Under the facts of this case, when Dr. James H. Callis, the Director of the Mayfair Diagnostic Laboratory, was served on June 4, 1986, he had notice of the action, and all of the partners in the Mayfair Diagnostic Laboratory also had notice of the filing of this action. The Complaint is served with the summons. Further, the record includes correspondence between appellants’ attorneys, the Mayfair Diagnostic Laboratory and Dr. Callis, as well as Dr. Edwin A. Hanekamp who was an unknown partner in this Laboratory and also delivered Francis Munday’s baby, overwhelming proof that the parties sued had notice of this claim from and after September 12, 1985, long before the statute of limitations was an issue. It would be grossly unjust in cases such as this to permit parties fully knowledgeable about the claim against them to stonewall the efforts to discuss settlement of the matter out of court, stand silent on the true nature of the legal entities involved, and then hide behind the statute of limitations. This is not an approach we should encourage by overreading CR 15.03(2).
In my dissent in Nolph v. Scott, supra, I refer to three well-reasoned United States Circuit Court “decisions with fact situations more in point than the Schiavone case,” which we should follow in applying the “community of interests” test to decide an issue of relation back in cases such as this, commenting:
“All of the above authorities would apply the rule of relation back of amendments provided in CR 15.03 to the present situation because there is such a community of interests between Dr. Nolph [the party named in the amended pleading] and the originally named defendants that it is patently unreasonable to insulate him from their notice of the lawsuit.

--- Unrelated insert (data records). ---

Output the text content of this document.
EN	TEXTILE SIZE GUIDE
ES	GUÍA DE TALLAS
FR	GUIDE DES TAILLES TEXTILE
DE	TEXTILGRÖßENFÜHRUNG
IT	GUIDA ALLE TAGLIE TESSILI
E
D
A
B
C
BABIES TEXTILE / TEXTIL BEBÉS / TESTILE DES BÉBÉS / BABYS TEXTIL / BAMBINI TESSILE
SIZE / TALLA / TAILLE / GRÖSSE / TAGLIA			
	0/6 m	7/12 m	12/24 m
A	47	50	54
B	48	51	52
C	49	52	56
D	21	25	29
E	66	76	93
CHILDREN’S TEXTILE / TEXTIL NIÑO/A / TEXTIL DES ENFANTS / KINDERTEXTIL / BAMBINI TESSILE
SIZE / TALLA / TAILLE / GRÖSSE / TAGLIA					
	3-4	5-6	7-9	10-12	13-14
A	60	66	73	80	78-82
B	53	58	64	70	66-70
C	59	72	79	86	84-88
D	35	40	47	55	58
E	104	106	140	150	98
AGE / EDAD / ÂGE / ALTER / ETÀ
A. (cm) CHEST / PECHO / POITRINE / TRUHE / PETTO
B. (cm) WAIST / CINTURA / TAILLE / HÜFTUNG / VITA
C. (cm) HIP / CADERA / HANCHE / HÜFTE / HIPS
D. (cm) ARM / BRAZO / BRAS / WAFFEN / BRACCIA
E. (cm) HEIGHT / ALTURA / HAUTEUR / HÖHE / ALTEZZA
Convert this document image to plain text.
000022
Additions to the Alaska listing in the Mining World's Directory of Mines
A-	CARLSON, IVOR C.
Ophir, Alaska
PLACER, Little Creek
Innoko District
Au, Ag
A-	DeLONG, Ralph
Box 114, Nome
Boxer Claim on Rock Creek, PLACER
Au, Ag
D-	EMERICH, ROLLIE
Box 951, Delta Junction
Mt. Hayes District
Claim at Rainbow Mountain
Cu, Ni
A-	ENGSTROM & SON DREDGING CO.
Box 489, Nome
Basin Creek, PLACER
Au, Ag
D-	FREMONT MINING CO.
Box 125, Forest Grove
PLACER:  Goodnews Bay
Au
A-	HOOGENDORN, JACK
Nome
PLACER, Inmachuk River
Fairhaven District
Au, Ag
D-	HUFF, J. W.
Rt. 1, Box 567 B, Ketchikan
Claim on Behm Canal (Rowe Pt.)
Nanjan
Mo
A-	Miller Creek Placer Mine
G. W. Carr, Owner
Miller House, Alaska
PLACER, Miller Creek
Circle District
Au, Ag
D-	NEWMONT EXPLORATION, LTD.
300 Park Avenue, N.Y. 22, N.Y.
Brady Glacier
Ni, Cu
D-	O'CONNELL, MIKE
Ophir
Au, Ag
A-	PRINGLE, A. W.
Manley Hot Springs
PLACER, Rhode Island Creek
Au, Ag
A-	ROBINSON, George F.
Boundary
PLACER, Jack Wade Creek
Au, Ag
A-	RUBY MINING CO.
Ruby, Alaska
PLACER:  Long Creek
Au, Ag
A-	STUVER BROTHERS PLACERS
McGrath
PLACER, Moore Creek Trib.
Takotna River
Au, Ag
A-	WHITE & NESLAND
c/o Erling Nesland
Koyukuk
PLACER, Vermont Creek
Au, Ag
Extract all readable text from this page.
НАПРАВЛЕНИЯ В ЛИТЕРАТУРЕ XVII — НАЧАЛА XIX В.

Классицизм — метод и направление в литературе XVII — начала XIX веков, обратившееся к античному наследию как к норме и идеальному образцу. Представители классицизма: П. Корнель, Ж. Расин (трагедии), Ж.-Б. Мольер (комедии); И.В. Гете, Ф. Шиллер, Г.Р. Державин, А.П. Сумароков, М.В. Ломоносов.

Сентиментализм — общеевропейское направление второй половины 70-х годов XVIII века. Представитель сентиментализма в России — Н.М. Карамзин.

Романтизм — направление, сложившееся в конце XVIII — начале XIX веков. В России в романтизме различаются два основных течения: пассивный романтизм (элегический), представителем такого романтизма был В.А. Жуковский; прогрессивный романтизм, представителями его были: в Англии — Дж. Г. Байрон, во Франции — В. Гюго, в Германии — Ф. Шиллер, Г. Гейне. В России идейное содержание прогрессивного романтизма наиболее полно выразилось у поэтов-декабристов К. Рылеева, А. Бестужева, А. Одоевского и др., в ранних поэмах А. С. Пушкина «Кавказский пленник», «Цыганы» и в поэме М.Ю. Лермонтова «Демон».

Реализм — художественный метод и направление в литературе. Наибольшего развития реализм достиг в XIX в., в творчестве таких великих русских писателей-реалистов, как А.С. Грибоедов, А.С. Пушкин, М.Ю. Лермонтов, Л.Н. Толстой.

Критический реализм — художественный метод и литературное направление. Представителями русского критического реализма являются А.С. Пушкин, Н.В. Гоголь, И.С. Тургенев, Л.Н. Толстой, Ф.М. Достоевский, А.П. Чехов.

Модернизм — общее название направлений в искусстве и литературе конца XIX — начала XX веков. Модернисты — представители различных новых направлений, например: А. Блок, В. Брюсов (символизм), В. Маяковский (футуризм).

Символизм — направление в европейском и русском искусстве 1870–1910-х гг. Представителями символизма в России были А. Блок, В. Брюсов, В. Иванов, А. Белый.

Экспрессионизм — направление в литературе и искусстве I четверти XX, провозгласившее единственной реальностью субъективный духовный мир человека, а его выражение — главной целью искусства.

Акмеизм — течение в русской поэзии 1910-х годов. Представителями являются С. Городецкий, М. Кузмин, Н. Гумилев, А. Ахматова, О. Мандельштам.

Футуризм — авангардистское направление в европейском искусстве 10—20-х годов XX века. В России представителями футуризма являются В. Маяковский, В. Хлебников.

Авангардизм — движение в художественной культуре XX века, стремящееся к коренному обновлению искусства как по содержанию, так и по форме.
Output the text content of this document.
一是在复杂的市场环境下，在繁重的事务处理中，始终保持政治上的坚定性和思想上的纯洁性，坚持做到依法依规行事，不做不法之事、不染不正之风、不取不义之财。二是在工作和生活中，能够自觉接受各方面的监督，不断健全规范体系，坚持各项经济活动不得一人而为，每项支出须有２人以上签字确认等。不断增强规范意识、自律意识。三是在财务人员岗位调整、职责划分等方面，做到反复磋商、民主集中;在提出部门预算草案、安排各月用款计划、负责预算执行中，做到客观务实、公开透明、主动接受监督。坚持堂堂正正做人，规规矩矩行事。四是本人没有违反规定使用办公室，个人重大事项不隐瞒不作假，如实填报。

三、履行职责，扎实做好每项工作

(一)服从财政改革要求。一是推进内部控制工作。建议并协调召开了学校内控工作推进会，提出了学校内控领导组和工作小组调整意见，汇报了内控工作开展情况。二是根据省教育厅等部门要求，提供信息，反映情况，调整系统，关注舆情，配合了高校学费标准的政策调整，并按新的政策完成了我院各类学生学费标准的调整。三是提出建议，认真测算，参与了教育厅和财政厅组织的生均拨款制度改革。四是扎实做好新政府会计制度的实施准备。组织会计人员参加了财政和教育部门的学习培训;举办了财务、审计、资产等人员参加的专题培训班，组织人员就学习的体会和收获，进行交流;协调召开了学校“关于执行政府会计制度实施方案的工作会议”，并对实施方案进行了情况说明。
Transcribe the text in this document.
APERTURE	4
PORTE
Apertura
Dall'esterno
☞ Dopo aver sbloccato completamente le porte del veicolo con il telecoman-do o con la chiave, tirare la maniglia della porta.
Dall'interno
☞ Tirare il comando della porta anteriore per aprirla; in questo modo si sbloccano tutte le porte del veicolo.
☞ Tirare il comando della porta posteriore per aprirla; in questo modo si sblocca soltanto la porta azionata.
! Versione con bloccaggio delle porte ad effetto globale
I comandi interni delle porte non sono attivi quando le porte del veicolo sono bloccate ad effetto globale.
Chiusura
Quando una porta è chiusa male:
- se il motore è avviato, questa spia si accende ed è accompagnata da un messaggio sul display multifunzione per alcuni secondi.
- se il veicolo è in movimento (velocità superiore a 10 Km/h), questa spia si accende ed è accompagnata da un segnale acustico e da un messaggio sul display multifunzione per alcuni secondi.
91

As stated in Travelers Indemnity Co. v. United States, the ‘purpose of the federal rules [is not] furthered by denying the addition of a party who has a close identity of interest with the old party when the added party will not be prejudiced. The ends of justice are not served when forfeiture of just claims because of technical rules is allowed.’ 382 F.2d at 106.” 725 S.W.2d at 863. Emphasis original.
Referring to these same authorities, Bertlesman and Philipps, Kentucky Practice, 4th ed., Civil Rule 15.03, p. 329, states:
“The difficulty can be solved in part at least by a liberal interpretation of this requirement. Thus, it has been held that the ‘period by law for the commencement of the action’ includes a reasonable time for the service of process. Under this interpretation the amendment substituting the newly named defendant relates back to the commencement of the action, if service on the newly named defendant would have been timely had he been correctly named in the first instance.... Under the interpretations the courts have given CR 3, such a reasonable time can be a period of several months, if the plaintiff’s attorney is diligent in attempting to effect proper service.”
Here the attorney was diligent. Service was effected in four days.
The stated purpose of the Civil Rules calls for their “interpretation [to] promote ends of justice,” and “to facilitate decisions on the merits, rather than determinations on technicalities.” Bertlesman and Phi-lipps, Kentucky Practice, supra, Rule 1, pp. 3-4. No purpose is served by permitting parties with full knowledge that a claim has been made against them to evade answering to that claim simply because the summons was not actually served until one day after the period stated in the statute of limitations.
COMBS, J., joins this concurring opinion.